Sono le ore 20, 59 minuti e 45 secondi del 27 giugno 1980 quando dai radar della torre di controllo di Ciampino a Roma scompare improvvisamente la traccia di un aereo civile. È un DC9 della società Itavia, in volo da Bologna a Palermo e partito con due ore di ritardo. La sua scomparsa avviene sul punto di coordinate 39°43’ Nord e 12°55’ Est e l’aereo si inabissa nel mare tra le isole di Ponza e Ustica.
Un gioco sporco
A bordo del DC9 dell’Itavia ci sono ottantuno persone: tre componenti l’equipaggio e settantotto i passeggeri. Tredici di loro sono bambini, due dei quali non hanno ancora passato la boa del secondo mese di vita. Il controllore di volo che in quel momento è di turno davanti ai radar di Ciampino cerca di ristabilire il contatto con il pilota ma non ottiene risposta. Scatta l’allarme, ma non i soccorsi che stranamente arrivano soltanto alla mattina dopo sul punto dove è scomparso l’aereo.

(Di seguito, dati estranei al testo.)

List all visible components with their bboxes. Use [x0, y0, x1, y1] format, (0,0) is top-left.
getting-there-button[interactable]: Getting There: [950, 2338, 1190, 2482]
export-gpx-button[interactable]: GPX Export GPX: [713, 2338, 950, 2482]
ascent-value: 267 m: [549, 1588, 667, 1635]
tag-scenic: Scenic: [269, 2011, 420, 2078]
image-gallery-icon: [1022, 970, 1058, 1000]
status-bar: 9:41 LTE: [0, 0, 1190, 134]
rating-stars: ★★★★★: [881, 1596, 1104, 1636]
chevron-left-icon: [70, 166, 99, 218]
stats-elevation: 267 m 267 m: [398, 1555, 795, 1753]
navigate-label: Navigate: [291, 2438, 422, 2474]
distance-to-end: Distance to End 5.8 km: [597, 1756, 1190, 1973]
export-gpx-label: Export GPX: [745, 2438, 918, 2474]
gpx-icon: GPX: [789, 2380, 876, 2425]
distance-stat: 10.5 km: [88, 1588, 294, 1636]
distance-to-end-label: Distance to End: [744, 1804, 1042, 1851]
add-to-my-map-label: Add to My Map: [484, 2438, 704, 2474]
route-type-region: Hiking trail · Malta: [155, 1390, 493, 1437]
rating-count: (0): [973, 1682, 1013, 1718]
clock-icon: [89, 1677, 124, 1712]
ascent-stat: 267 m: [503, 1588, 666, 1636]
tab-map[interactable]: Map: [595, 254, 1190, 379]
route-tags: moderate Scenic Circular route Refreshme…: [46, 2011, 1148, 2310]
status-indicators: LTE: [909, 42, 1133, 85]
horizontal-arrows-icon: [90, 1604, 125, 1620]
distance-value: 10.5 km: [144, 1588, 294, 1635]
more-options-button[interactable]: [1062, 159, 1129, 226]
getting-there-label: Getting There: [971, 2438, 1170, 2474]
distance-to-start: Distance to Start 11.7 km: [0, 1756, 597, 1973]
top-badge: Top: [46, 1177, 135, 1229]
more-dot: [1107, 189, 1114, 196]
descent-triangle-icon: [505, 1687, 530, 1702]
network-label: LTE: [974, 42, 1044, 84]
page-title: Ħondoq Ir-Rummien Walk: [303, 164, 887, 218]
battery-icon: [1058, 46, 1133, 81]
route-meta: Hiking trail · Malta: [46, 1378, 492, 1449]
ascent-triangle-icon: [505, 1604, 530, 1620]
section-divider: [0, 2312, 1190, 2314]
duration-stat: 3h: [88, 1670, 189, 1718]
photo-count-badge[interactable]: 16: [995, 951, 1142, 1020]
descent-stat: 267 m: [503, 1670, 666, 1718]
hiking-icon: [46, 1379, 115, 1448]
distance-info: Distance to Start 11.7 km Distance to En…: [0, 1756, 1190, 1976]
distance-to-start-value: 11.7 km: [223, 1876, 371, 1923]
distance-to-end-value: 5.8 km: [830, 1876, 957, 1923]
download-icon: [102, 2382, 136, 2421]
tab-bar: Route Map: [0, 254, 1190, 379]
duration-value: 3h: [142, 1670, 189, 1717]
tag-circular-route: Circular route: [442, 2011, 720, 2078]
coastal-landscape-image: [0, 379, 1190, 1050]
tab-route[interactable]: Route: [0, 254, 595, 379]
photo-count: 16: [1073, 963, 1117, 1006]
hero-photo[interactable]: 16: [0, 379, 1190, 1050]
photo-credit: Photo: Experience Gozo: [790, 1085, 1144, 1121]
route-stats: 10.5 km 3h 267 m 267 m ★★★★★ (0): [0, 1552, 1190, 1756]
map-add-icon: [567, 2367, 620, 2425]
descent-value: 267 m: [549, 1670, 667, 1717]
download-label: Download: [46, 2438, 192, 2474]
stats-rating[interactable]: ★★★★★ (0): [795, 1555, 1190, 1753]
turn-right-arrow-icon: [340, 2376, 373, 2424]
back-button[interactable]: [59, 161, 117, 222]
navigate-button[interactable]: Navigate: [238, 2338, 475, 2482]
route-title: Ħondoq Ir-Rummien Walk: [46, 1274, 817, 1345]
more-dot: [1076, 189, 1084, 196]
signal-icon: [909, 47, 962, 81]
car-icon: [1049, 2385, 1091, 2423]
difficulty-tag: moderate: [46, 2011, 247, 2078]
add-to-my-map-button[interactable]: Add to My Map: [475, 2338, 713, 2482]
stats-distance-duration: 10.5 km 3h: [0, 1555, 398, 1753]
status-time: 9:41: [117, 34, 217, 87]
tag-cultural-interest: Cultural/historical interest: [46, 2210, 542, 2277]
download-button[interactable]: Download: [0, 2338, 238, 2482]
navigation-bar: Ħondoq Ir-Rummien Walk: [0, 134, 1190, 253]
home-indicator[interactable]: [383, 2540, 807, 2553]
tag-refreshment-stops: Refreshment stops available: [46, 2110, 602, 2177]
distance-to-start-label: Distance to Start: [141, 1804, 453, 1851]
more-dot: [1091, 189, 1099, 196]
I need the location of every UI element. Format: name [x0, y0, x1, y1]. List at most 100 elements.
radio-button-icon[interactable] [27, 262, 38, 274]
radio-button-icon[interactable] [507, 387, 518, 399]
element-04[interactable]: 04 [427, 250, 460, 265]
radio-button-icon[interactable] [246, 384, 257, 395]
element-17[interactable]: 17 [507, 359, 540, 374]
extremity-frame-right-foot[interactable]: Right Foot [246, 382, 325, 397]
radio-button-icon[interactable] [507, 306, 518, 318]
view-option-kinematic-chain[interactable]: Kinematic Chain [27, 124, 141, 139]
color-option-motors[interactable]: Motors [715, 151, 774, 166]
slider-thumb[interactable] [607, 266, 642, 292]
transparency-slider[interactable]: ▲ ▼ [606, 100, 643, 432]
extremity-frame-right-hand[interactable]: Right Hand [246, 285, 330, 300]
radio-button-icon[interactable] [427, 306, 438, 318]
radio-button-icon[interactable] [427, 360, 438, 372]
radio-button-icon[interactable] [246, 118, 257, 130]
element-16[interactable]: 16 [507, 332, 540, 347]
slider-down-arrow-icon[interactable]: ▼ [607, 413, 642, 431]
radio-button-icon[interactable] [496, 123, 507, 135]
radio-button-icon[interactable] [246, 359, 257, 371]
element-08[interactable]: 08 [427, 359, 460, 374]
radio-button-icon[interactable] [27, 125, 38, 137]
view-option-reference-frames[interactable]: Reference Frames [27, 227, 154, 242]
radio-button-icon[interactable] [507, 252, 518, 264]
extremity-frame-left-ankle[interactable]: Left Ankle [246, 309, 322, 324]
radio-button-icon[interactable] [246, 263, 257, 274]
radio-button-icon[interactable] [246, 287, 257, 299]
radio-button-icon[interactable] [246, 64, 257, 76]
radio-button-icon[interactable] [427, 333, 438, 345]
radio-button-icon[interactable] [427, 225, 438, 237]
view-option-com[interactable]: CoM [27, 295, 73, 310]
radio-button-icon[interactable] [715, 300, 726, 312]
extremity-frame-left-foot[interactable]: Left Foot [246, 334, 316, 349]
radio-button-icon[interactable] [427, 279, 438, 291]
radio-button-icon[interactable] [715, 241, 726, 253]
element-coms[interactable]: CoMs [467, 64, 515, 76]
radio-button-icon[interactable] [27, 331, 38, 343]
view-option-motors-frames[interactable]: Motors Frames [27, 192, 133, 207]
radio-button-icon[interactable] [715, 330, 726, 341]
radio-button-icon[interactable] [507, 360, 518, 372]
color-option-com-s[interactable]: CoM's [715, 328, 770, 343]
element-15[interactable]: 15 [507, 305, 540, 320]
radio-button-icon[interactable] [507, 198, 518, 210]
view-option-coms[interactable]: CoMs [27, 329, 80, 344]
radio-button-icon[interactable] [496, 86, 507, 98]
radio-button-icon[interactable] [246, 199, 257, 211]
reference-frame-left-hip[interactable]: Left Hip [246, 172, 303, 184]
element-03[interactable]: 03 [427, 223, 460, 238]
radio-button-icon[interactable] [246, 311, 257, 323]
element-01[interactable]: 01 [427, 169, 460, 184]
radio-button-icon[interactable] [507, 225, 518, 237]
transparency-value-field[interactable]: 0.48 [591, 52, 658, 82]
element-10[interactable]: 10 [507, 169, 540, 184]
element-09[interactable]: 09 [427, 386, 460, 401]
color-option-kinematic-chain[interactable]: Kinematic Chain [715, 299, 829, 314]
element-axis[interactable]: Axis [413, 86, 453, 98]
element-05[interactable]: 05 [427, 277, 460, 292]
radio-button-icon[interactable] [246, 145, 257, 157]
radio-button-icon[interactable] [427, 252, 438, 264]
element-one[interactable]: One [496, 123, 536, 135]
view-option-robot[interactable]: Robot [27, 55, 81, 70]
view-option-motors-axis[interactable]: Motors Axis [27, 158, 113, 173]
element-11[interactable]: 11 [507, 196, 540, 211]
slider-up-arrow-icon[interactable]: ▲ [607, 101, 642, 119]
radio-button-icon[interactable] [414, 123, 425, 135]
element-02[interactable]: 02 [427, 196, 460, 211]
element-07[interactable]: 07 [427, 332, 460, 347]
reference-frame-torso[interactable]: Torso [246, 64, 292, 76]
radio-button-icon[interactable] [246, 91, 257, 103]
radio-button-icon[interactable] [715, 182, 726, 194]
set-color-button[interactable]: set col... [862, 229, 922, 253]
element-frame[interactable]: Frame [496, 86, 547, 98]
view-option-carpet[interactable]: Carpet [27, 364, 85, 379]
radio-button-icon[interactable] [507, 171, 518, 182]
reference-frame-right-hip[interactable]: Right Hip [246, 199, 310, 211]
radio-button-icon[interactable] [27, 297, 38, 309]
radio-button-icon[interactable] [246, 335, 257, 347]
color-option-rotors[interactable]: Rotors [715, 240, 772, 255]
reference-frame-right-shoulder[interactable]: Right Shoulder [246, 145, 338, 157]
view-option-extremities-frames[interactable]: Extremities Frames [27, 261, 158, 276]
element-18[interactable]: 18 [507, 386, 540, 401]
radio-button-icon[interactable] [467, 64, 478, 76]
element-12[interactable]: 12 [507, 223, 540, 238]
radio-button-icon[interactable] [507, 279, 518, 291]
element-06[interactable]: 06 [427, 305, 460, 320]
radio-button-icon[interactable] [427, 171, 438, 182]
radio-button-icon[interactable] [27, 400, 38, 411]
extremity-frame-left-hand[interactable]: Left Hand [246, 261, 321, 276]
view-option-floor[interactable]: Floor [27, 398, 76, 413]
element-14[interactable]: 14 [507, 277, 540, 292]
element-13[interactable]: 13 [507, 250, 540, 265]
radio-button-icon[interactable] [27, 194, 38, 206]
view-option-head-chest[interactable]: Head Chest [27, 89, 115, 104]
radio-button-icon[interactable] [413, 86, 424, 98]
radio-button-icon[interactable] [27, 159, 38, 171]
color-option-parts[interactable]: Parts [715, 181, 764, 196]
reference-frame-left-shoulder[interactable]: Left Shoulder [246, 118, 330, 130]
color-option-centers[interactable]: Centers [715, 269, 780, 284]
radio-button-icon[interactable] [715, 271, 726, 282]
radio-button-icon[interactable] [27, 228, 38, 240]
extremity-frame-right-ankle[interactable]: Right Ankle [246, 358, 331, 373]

La tesi iniziale sull’incidente è che l’aereo sia caduto per un “difetto strutturale”. Per un paio d’anni resta la spiegazione ufficiale dell’incidente e provoca il fallimento dell’Itavia diventata improvvisamente una compagnia che fa volare carrette poco affidabili, ma non tutti credono a questa ipotesi. Sulla base di varie inchieste giornalistiche il 17 dicembre del 1980 proprio l’Itavia ipotizza per la prima volta l’ipotesi che l’aereo sia stato abbattuto da un missile ma la verità fatica a farsi largo tra inadempienze e ritardi. Per consegnare al pubblico ministero Santacroce le registrazioni delle traccia radar del DC9 l’aeronautica militare impiega ventisei giorni per quelle di Ciampino e novantanove per i nastri del radar di Marsala. L’impressione è che una parte delle strutture dello Stato giochi sporco per nascondere la verità.
Un mistero senza risposte
Dopo il cedimento strutturale molte ipotesi vengono avanzate nel corso degli anni per spiegare la strage di Ustica: un guasto improvviso, un attentato, infine un missile lanciato per sbaglio o volontariamente da un aereo militare. Il 31 agosto 1999 il giudice Rosario Priore ipotizza che l’aereo sia precipitato perché coinvolto in una battaglia aerea e rinvia a giudizio numerosi militari, compresi i generali Lamberto Bartolucci, Franco Ferri, Corrado Melillo e Zeno Tascio per varie accuse compresa quella di alto tradimento. Il 28 settembre 2000 a Roma inizia il processo che si conclude con l’assoluzione di Melillo e Tascio “per non aver commesso il fatto” mentre Bartolucci e Ferri pur ritenuti colpevoli non vengono condannati perchè il reato è caduto in prescrizione. Nel 2005 la Corte di Appello di Roma assolve i generali Bartolucci e Ferri dalla imputazione di “alto tradimento” perché “il fatto non sussiste”. Il 10 gennaio 2007 la prima sezione penale della Cassazione, presieduta da Torquato Gemelli, conferma definitivamente quella sentenza. Mentre i legali di alcuni familiari delle vittime esprimono «profonda amarezza e indignazione per ciò che è accaduto», si chiude senza colpevoli e senza spiegazioni la lunga vicenda processuale sulla strage di Ustica. Chi è stato? Perché? Un mistero che per ora non ha risposte.